The gas stove is also on a pilot. Use the oven sparingly, as it takes a lot of gas. Both stove and fridge are fed by the propane tanks at the back. They’re unlikely to run out, but if they do talk with our rental managers.
The coolest place outside the fridge is the closet area at the head of the stairs down to the cellar. Store vegetables, wine, beer, etc. there.
Keep compostable garbage separate and put it in the compost bin between the house and the outhouse. Trust us, use the compost. It will make the trash you carry off island much lighter and more pleasant to transport. Put all other trash in large trash bags to carry off when you go. Take off cartons, water containers, and anything else that you bring. Refuse you take off should be disposed of at the Deer Isle Village dump, which off the route north from the Village. Go through the Village, bear left and up the hill for maybe a half mile. A road going off to the right from the memorial leads to the dump in maybe a half mile. Recyclables and trash are separate.
In other words the potty. The outhouse is conveniently located maybe 25 yards from the back of the house at the outhouse. Bring toilet paper.
For showering there is an outdoor shower stall behind the house. Use a solar bag to heat water in the sun. Pull it up with the pulley inside the shower enclosure.
To reach someone on Eagle your most reliable option is walking—or running. Some cell phones work, and some don’t. If you’re boating you should have a marine two-way radio.
Fire is a serious danger. Do not use open flame devices in the house, which principally means kerosene lanterns and candles. The Franklin Stove is inoperable. No smoking applies inside the house, shed, and the outhouse. In dry weather be extra cautious even outside. There is a small fire extinguisher in the kitchen and one in the hallway to upstairs, but they are not to be relied upon as they are not tested. And, in any case they would only help to put out a small blaze. Campfires at the beach are safe unless conditions are too dry, or the wind is onshore.
Anyone can get stuck out on a rock as the tide comes in. It is a special hazard for children. Also, anyone, and not only children, can find themselves being carried out to sea by a strong tidal current. The same caution applies to kayaks or any small craft.
There’s a simple first aid kit in the wooden ice chest in the living area.
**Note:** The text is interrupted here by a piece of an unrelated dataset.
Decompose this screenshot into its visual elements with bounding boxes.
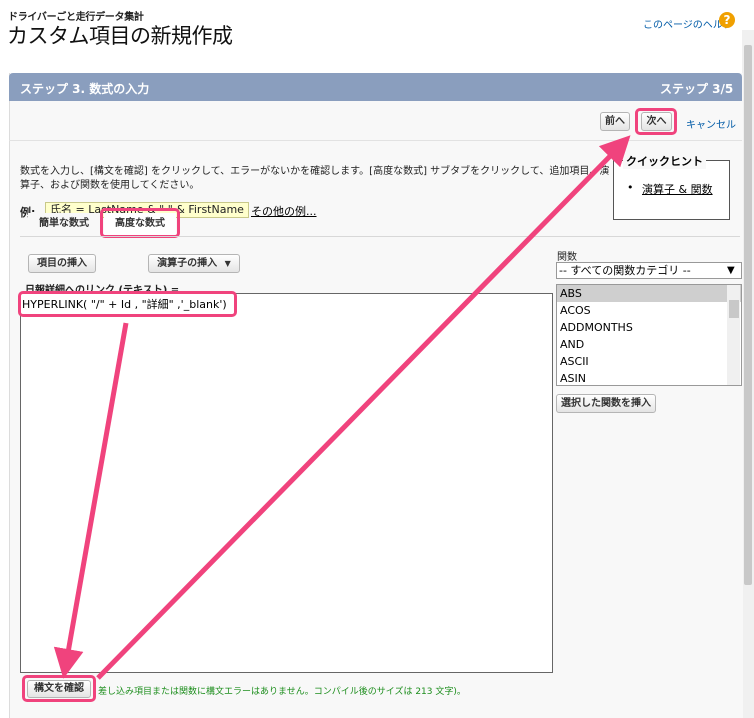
annotation-arrows [53,135,631,680]
arrow-to-next-button [96,135,631,680]
arrow-to-check-syntax [53,322,129,679]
For important first aid, if you do have a reliable cell phone that can reach the rental managers or anyone else on or off the island, that would be your best bet. On a small island with no medical facilities emergencies will require time.
Occasionally there will be a wasp nest on or too near the house. To neutralize it we have purchased a liquid that can be squired into the nest from a distance and after the wasps have returned for the night. If the liquid is in the shed you are welcome to use it. Otherwise the only way to get it may be by special order through the mail boat.
Lions and poisonous snakes have never been discovered. Moose, mink, deer, and garter snakes have.
Keep small children within eyesight.
There are hazards that you might not have thought of–depending on your exposure to rural and backwoods environs. There are few of these, and you might guess that you’re safer on Eagle than most places. It can be helpful to keep in touch with people on the island about anything that may be of current concern.
People say the water, at 58 degrees Fahrenheit, is cold. Once you are in—really in—you are numb in little more time than you can swat a fly. That allows most to enjoy a real swim. However, be advised that 20 minutes or so may be tops before you run a risk of hypothermic symptoms like trembling. The warmest water is in the cove down the path to the crescent beach.
Repairs and improvements
Anyone with the time and skills to undertake small repairs and improvements is welcome. If they involve a change of appearance we’d want to be in on it. Several kind people have done marvels and small marvels, and we have been very grateful. Certainly, no obligation.
We promise to read them all, and act on as many as possible.